One door closes, another opens
Last April, Mabrey lost his full-time job when Webster University closed its center for professional development where he was the director. The theater company has never provided an income, and Mabrey’s difficulty in finding another position spurred him and Kelley to put Avalon on hold and pursue their personal careers, which currently do not provide health insurance.
“It’s a fact of life for performing artists,” Mabrey said.
The pair will continue to stage occasional presentations of Kelley’s signature “Portrait of My People,” about growing up in a Native American/multi-racial family, in various locations. These venues may include the arts academy.
That prospect is a great fit with the school’s expansion plans. Next year, the academy will add ninth grade to its existing middle-school curriculum. But its larger goal is to provide performing arts presentations and education to not only students but also the public, according to Dan Rubright, the arts academy’s director of community partnerships.
“We want to offer programs and workshops after school, and on evenings and weekends -- much more like a community arts center, beyond just the academic and educational and artistic framework of our school,” Rubright said.
R-S Theatrics pregnant with possibilities
As Christina Rios neared the end of her pregnancy and oversaw R-S Theatrics’ February presentation of “Autobahn,” she also coped with another stressor: finding a new home for the theater company.
Much to her relief, Rios and artistic managing director Randy Stinebaker worked out a last-minute deal with the Black Cat Theatre. R-S will store its props and other equipment and stage its productions at the Maplewood venue.
Rios declined to reveal the terms of the Black Cat arrangement but said it’s not as expensive as the $8,000 she says she needs to rehearse and stage its productions at the Regional Arts Commission (RAC) and secure storage space.

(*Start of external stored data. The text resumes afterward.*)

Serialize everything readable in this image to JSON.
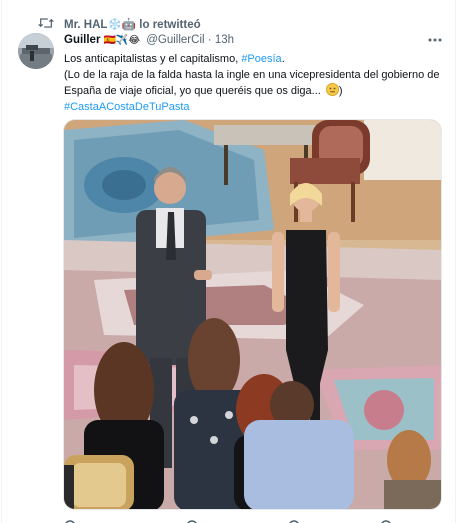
{
  "retweet": {
    "text": "Mr. HAL❄️🤖 lo retwitteó",
    "icon": "retweet-icon"
  },
  "tweet": {
    "author_name": "Guiller",
    "author_emoji": "🇪🇸✈️😂",
    "handle": "@GuillerCil",
    "separator": "·",
    "time": "13h",
    "more_icon": "more-dots-icon",
    "line1_text": "Los anticapitalistas y el capitalismo, ",
    "line1_hashtag": "#Poesía",
    "line1_end": ".",
    "line2": "(Lo de la raja de la falda hasta la ingle en una vicepresidenta del gobierno de",
    "line3": "España de viaje oficial, yo que queréis que os diga...",
    "line3_end": ")",
    "hashtag2": "#CastaACostaDeTuPasta"
  },
  "colors": {
    "accent": "#1d9bf0",
    "text": "#0f1419",
    "muted": "#536471"
  }
}
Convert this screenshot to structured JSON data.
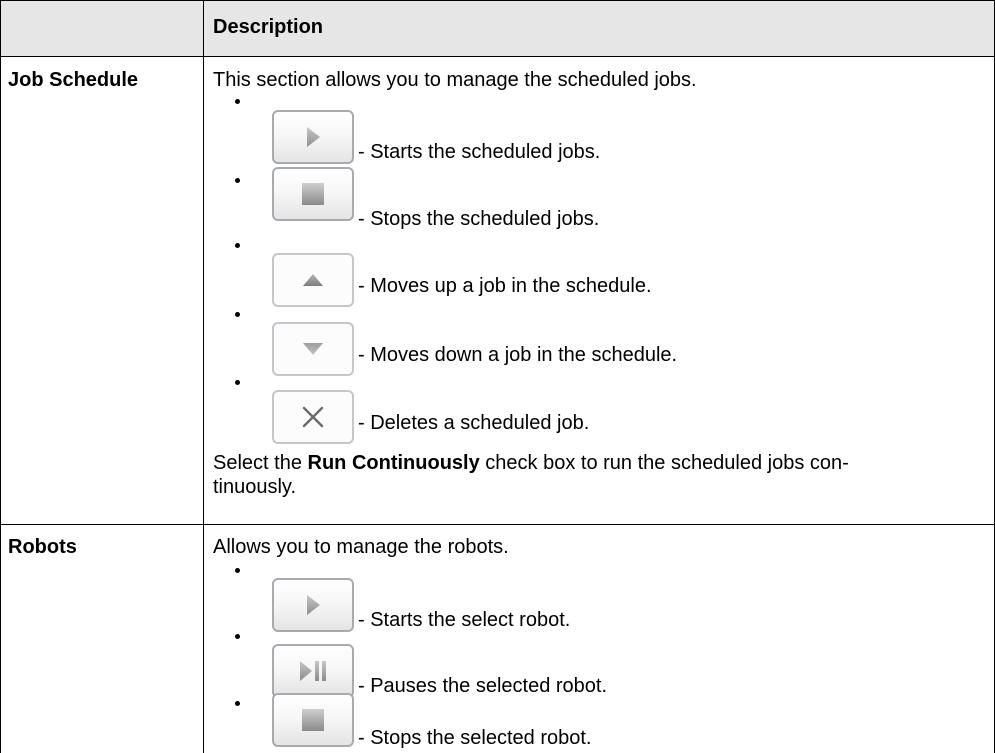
{
  "table": {
    "header": {
      "col1": "",
      "col2": "Description"
    },
    "job_schedule": {
      "label": "Job Schedule",
      "intro": "This section allows you to manage the scheduled jobs.",
      "items": [
        {
          "icon": "play-icon",
          "text": "- Starts the scheduled jobs."
        },
        {
          "icon": "stop-icon",
          "text": "- Stops the scheduled jobs."
        },
        {
          "icon": "move-up-icon",
          "text": "- Moves up a job in the schedule."
        },
        {
          "icon": "move-down-icon",
          "text": "- Moves down a job in the schedule."
        },
        {
          "icon": "delete-icon",
          "text": "- Deletes a scheduled job."
        }
      ],
      "note_prefix": "Select the ",
      "note_bold": "Run Continuously",
      "note_suffix": " check box to run the scheduled jobs con-",
      "note_line2": "tinuously."
    },
    "robots": {
      "label": "Robots",
      "intro": "Allows you to manage the robots.",
      "items": [
        {
          "icon": "play-icon",
          "text": "- Starts the select robot."
        },
        {
          "icon": "pause-icon",
          "text": "- Pauses the selected robot."
        },
        {
          "icon": "stop-icon",
          "text": "- Stops the selected robot."
        }
      ]
    }
  }
}
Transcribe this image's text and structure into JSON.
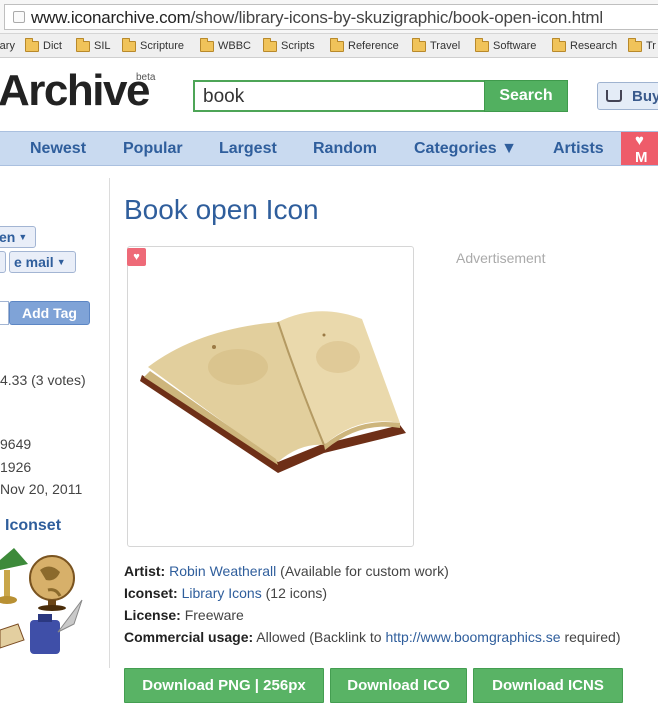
{
  "browser": {
    "url_domain": "www.iconarchive.com",
    "url_path": "/show/library-icons-by-skuzigraphic/book-open-icon.html",
    "bookmarks": [
      "rary",
      "Dict",
      "SIL",
      "Scripture",
      "WBBC",
      "Scripts",
      "Reference",
      "Travel",
      "Software",
      "Research",
      "Tr"
    ]
  },
  "header": {
    "logo_text": "Archive",
    "beta_label": "beta",
    "search_value": "book",
    "search_button": "Search",
    "buy_button": "Buy"
  },
  "nav": {
    "links": [
      "Newest",
      "Popular",
      "Largest",
      "Random",
      "Categories ▼",
      "Artists"
    ],
    "love_label": "♥ M"
  },
  "sidebar": {
    "pill_1": "en",
    "pill_2": "e mail",
    "add_tag_button": "Add Tag",
    "rating_text": "4.33 (3 votes)",
    "stat_1": "9649",
    "stat_2": "1926",
    "date_text": "Nov 20, 2011",
    "iconset_heading": "Iconset"
  },
  "main": {
    "title": "Book open Icon",
    "advertisement": "Advertisement",
    "artist_label": "Artist:",
    "artist_name": "Robin Weatherall",
    "artist_note": "(Available for custom work)",
    "iconset_label": "Iconset:",
    "iconset_name": "Library Icons",
    "iconset_count": "(12 icons)",
    "license_label": "License:",
    "license_value": "Freeware",
    "commercial_label": "Commercial usage:",
    "commercial_value": "Allowed (Backlink to",
    "commercial_link": "http://www.boomgraphics.se",
    "commercial_suffix": "required)"
  },
  "downloads": {
    "png": "Download PNG | 256px",
    "ico": "Download ICO",
    "icns": "Download ICNS"
  }
}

Sticking to a budget is essential even though the family does have one steady income and health insurance, thanks to the Washington University admissions day job of her actor husband Mark Kelley, who also serves as her unofficial technical director.

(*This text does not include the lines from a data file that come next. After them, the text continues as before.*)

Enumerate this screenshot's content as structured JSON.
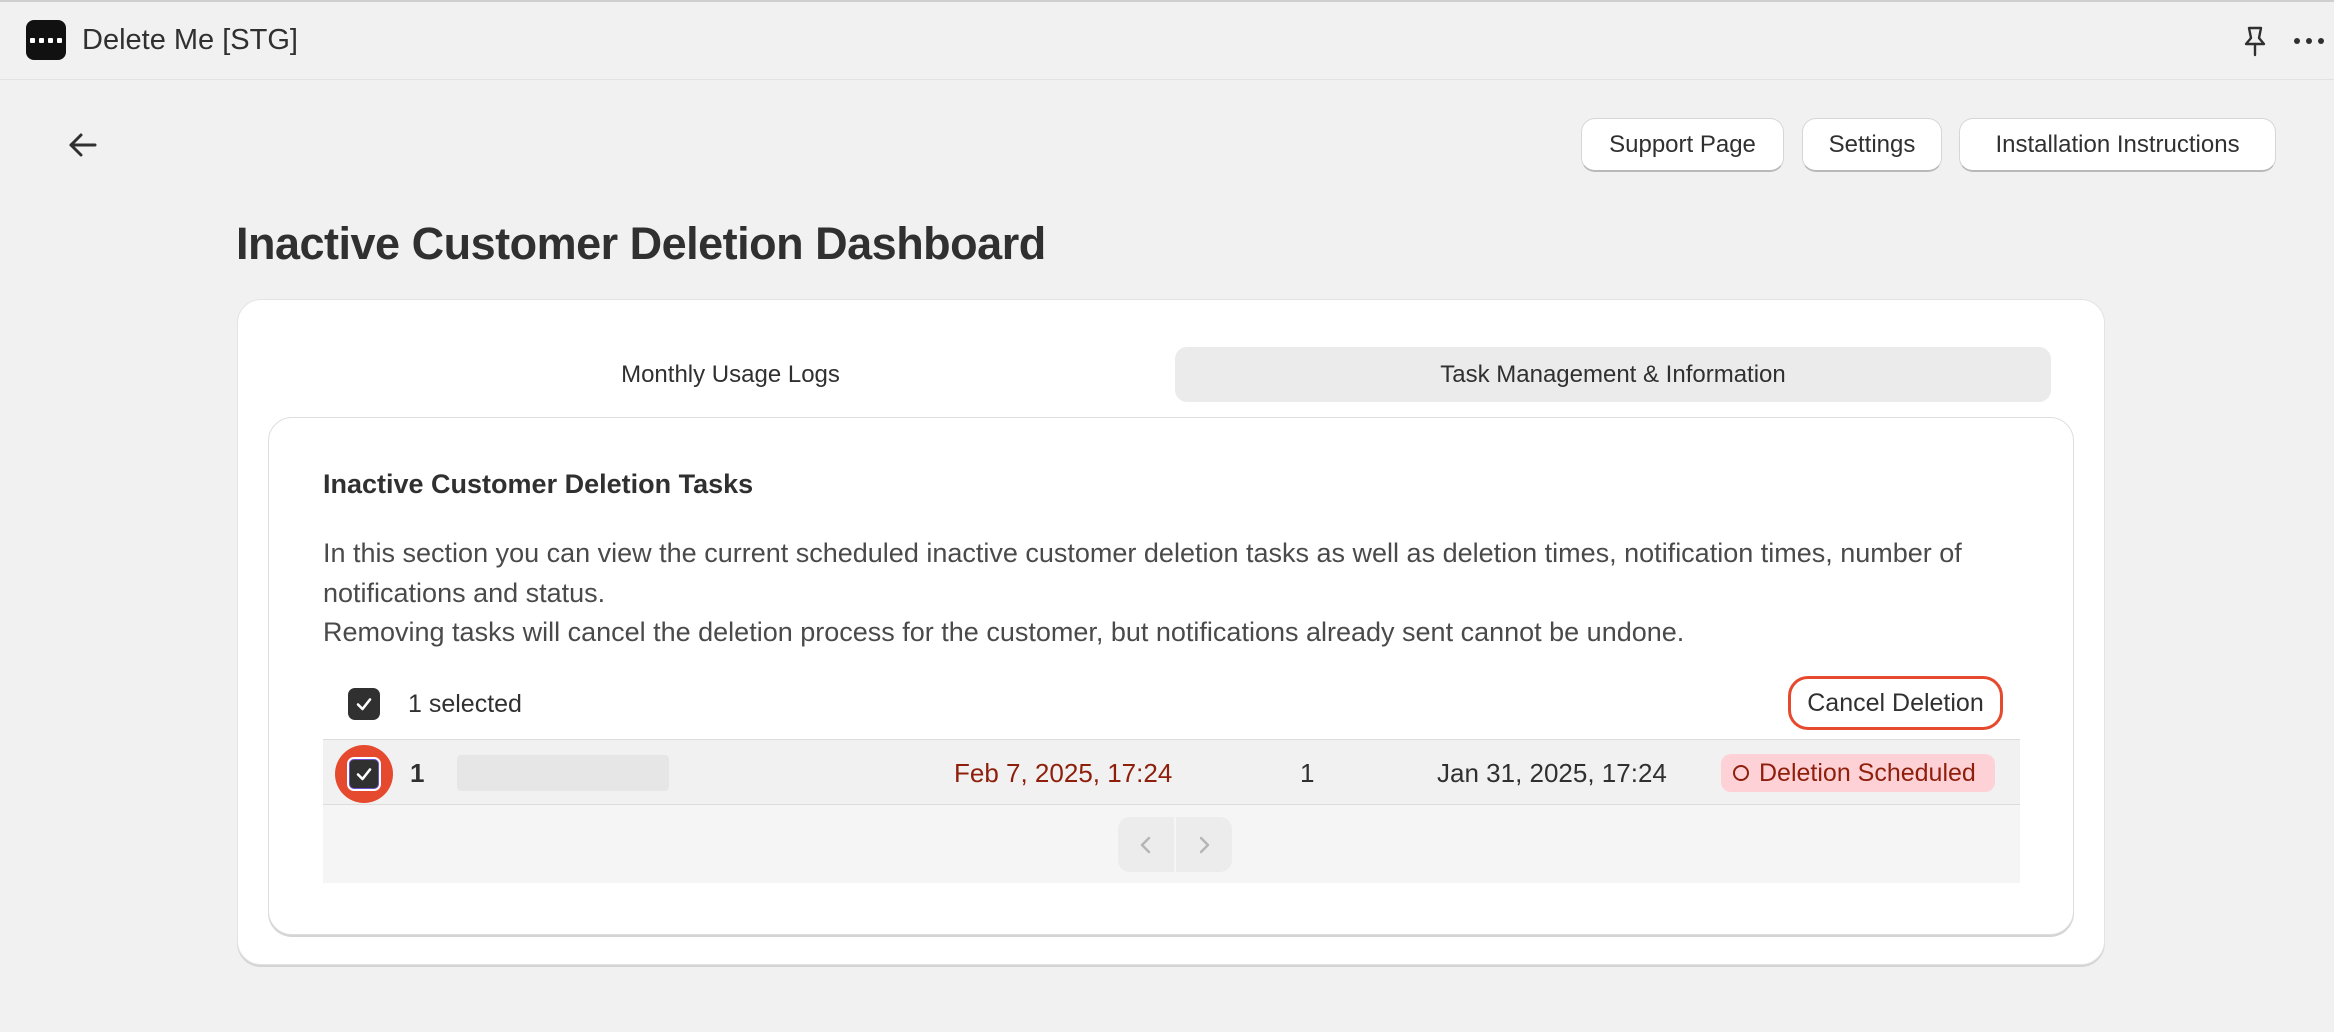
{
  "app": {
    "title": "Delete Me [STG]",
    "logo_icon": "app-logo-icon"
  },
  "header": {
    "buttons": {
      "support": "Support Page",
      "settings": "Settings",
      "install": "Installation Instructions"
    }
  },
  "page": {
    "title": "Inactive Customer Deletion Dashboard"
  },
  "tabs": [
    {
      "label": "Monthly Usage Logs",
      "selected": false
    },
    {
      "label": "Task Management & Information",
      "selected": true
    }
  ],
  "section": {
    "title": "Inactive Customer Deletion Tasks",
    "description_line1": "In this section you can view the current scheduled inactive customer deletion tasks as well as deletion times, notification times, number of notifications and status.",
    "description_line2": "Removing tasks will cancel the deletion process for the customer, but notifications already sent cannot be undone."
  },
  "bulk": {
    "selected_label": "1 selected",
    "cancel_label": "Cancel Deletion"
  },
  "rows": [
    {
      "index": "1",
      "deletion_time": "Feb 7, 2025, 17:24",
      "notification_count": "1",
      "notification_time": "Jan 31, 2025, 17:24",
      "status": "Deletion Scheduled",
      "selected": true
    }
  ],
  "colors": {
    "accent_highlight": "#e64a2e",
    "critical_text": "#8e1f0b",
    "critical_badge_bg": "#fed1d7"
  }
}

Next up for R-S, an offshoot of Soundstage Productions, is the musical “Adding Machine,” about a man who kills his boss after he’s replaced at work by -- wait for it -- an adding machine. The run dates are still being worked out, but knowing they have a venue means they don’t have to resort to Rios’ worst-case scenario.
“We were about to have to figure out how to sell tickets to our living room,” Rios said. “Finding space is by far the most difficult part of being involved in a theater company.”

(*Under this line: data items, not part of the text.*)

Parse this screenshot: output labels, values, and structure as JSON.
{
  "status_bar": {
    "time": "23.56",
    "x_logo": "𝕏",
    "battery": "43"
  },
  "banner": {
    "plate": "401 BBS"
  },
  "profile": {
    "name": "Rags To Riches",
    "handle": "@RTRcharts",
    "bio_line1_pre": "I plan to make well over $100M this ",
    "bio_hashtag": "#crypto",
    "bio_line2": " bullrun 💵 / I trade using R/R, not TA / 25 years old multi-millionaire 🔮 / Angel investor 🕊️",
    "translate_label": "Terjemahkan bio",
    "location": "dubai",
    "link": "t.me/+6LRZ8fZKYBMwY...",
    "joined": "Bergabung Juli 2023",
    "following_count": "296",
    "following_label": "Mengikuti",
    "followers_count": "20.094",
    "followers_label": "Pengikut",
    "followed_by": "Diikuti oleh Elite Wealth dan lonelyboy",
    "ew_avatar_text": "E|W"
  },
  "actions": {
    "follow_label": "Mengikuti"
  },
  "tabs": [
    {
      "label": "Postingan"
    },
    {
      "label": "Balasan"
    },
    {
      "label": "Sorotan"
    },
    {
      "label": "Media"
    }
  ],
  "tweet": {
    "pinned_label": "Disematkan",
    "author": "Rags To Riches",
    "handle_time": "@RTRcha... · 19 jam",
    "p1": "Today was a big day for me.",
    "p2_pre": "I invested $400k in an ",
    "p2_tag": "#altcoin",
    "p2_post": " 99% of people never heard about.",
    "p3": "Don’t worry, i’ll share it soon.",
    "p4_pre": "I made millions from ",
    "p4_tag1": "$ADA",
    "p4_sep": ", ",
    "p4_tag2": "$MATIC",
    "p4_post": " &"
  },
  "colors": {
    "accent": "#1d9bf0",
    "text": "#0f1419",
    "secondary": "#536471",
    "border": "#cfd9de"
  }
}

Eats and sleeps among sets and staging equipment
After three years at ArtSpace, Greg Matzker’s Marble Stage community theater has found a new, temporary home for its productions but not its paraphernalia. For twice the rent of its ArtSpace location, Marble Stage will perform at the Southampton Presbyterian Church building on Macklind.
The arrangement gives Marble Stage a venue to present the children’s classic “The Country Mouse and the City Mouse” every Saturday in April and Neil Simon’s “Plaza Suite” April 19-22. Soon after that, Matzker will find out if the church will extend their arrangement.
“We could be in the exact same position we were in, come June,” Matzker said.
In the meantime, Matzker -- who makes a living acting, choreographing and directing for other companies -- has stuffed his own 1,000-square-foot home with all the costumes, sets and staging equipment formerly stored in a 5,000 square-foot space at Crestwood Court.
“My house looks like an episode of ‘Hoarders,’” Matzker said. “There is a very small path to my front door. I don’t know what I’m going to do.”
It’s not clear exactly what the spaces left by Matzker and other former ArtSpace tenants will eventually look like. Neither Crestwood Court owners Centrum Properties nor mall manager Tony Stephens would confirm reports that a bowling alley and high-end movie theater may be part of the renovation plan.
Stephens did say that Crestwood is working with RAC to keep more than a dozen ArtSpace tenants in the mall, but he declined to name them.
“We’re in discussion who is staying and how long they’re going to stay,” Stephens said.